Installing Packages
#install.packages("survey")
#install.packages("sampling")
#install.packages("writexl")
Loading Packages
library(readxl)
## Warning: package 'readxl' was built under R version 4.5.3
library(survey)
## Warning: package 'survey' was built under R version 4.5.3
## Loading required package: grid
## Loading required package: Matrix
## Loading required package: survival
##
## Attaching package: 'survey'
## The following object is masked from 'package:graphics':
##
## dotchart
library(sampling)
## Warning: package 'sampling' was built under R version 4.5.3
##
## Attaching package: 'sampling'
## The following objects are masked from 'package:survival':
##
## cluster, strata
Reading Data
base<-readRDS(file = "Marco.rds")
Creating the Bogotá Dataset
base_bogota<-subset(base,base$COLE_COD_MCPIO_UBICACION==11001)
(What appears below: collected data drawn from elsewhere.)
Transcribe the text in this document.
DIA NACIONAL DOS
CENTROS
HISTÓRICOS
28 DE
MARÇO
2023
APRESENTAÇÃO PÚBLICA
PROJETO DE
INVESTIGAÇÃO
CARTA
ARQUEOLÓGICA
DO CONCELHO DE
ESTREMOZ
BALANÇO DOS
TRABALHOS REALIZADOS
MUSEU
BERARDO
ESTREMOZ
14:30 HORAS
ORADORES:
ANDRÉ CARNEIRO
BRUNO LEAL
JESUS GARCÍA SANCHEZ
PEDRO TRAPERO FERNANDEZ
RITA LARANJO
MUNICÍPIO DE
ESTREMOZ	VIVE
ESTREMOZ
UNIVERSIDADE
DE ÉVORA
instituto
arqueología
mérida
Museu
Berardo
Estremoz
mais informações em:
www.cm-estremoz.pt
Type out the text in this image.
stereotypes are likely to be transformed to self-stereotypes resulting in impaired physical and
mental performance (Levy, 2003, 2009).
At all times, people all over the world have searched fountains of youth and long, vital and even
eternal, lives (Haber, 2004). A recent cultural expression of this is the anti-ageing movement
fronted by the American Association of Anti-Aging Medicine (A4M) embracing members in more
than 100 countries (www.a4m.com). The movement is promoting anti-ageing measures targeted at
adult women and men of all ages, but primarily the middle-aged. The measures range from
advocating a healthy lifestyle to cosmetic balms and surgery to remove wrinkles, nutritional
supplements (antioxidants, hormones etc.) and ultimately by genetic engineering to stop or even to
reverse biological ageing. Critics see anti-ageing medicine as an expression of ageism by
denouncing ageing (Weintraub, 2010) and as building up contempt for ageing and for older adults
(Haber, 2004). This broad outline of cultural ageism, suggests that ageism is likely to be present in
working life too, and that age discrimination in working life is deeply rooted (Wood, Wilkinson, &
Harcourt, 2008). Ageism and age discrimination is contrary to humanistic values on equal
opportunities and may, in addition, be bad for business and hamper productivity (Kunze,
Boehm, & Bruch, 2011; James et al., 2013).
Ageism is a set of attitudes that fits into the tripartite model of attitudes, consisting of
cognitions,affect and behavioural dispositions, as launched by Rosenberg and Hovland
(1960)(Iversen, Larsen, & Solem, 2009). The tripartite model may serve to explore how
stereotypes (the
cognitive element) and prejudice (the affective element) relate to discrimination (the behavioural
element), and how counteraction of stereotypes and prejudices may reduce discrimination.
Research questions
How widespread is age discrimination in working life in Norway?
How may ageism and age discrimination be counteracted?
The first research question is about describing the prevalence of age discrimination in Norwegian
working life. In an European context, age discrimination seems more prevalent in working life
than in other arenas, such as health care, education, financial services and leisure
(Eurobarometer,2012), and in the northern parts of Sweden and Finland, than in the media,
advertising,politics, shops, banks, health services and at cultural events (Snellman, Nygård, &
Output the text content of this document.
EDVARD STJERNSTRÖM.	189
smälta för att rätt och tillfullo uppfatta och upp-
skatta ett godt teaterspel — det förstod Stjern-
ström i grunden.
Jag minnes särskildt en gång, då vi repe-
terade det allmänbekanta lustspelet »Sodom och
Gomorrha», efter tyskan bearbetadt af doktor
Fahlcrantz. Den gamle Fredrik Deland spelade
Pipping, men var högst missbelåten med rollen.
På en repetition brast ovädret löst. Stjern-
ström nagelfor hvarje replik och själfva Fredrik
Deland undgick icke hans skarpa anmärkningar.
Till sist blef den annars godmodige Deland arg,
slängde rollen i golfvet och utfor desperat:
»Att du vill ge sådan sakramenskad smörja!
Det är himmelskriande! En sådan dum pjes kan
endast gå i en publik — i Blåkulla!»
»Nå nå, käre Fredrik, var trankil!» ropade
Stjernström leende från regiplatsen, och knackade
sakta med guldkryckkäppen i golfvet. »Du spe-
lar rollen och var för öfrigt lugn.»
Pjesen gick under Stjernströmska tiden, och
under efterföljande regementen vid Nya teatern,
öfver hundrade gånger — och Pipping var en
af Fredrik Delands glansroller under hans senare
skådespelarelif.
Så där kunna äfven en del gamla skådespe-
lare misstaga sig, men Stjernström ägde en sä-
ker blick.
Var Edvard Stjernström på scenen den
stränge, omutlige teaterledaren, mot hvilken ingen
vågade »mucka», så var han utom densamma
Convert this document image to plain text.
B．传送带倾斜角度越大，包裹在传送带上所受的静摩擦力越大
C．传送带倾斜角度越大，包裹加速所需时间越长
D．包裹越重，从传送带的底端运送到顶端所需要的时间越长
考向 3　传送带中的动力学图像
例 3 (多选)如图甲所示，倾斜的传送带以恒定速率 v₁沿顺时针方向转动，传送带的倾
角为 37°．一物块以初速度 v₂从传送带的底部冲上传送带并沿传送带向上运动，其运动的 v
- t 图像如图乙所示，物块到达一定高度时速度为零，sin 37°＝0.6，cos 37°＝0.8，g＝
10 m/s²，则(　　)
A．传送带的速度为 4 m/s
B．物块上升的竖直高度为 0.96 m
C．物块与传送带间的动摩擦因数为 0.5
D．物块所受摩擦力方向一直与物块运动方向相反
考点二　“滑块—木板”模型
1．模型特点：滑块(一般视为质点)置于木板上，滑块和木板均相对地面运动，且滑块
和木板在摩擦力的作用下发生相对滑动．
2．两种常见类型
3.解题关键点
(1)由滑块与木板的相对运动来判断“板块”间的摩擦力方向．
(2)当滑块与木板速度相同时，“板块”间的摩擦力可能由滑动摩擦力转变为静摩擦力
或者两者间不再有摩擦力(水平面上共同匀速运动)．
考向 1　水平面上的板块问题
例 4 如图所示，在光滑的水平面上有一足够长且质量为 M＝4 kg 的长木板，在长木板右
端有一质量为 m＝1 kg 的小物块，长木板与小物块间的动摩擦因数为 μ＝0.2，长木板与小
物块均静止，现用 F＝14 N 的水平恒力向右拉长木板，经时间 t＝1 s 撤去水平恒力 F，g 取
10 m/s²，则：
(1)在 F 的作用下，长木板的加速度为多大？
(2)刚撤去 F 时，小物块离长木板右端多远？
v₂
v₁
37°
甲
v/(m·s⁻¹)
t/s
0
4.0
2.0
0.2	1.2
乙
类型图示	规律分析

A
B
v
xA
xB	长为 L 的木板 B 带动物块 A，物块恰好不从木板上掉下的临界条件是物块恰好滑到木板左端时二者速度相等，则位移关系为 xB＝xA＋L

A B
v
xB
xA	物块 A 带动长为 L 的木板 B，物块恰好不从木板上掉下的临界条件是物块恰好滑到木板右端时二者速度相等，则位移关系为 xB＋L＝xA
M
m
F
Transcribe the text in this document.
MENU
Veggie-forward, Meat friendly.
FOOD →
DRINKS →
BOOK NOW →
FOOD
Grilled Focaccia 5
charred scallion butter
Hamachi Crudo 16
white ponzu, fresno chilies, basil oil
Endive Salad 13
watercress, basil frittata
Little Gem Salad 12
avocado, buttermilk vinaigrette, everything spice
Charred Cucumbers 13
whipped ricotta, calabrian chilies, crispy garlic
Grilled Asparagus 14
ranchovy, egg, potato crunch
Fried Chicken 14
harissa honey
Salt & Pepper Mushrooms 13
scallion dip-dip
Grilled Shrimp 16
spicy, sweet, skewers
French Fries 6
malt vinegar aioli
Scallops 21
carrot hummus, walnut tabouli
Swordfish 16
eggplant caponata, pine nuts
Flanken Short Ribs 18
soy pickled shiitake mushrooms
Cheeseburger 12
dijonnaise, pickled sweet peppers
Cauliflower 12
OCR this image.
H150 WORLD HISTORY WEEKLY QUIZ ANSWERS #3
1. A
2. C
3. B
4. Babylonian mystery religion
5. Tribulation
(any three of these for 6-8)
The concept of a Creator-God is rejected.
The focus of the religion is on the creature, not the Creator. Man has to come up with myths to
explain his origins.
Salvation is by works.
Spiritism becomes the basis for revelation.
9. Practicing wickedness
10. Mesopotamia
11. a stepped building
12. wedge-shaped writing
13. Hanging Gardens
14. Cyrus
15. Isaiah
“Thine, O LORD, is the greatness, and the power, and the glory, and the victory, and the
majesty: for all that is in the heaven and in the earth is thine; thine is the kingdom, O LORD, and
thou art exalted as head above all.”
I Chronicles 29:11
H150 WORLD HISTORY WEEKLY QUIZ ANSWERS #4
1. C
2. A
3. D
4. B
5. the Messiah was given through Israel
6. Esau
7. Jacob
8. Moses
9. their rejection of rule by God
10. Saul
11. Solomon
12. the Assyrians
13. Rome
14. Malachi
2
Creating the Academic School Variable
base_bogota$academico=ifelse(base_bogota$COLE_CARACTER=="ACADÉMICO",1,0)
Sample Size Calculation
tipo="p"
N=nrow(base_bogota)
alpha=0.05
p=0.5
e=0.05
deff=2
n.mas=function(tipo,N,s,e,p,alpha){
if(tipo=="t"){n=round((qnorm(1-alpha/2)^2*N^2*s^2)/(e^2+qnorm(1-alpha/2)^2*N*s^2),0)}
if(tipo=="t"){return(n)}
if(tipo=="m"){n=round((qnorm(1-alpha/2)^2*s^2)/(e^2+(qnorm(1-alpha/2)^2*s^2/N)),0)}
if(tipo=="m"){return(n)}
if(tipo=="p"){n=round((qnorm(1-alpha/2)^2*(N/(N-1))*p*(1-p))/(e^2+(qnorm(1-alpha/2)^2*(N/(N-1))*p*(1-p)*(1/N))),0)
if(tipo=="p"){return(n)}
}}
r<-n.mas(tipo,N,s,e,p,alpha)*deff
Sample Selection
s.masr=function(base,r,seed){
N=nrow(base)
set.seed(seed)
base=base[sample(c(1:nrow(base_bogota)),r,replace = T),]
base$pik=1-(1-1/N)^r
return(base)
}
r=764
seed=123
N=nrow(base_bogota)
muestra.r=s.masr(base_bogota,r,seed)
Creating the “dsgn” Objec
muestra.r$Fexp=1/muestra.r$pik
dsgn=svydesign(id=~1,data=muestra.r,weights=~Fexp)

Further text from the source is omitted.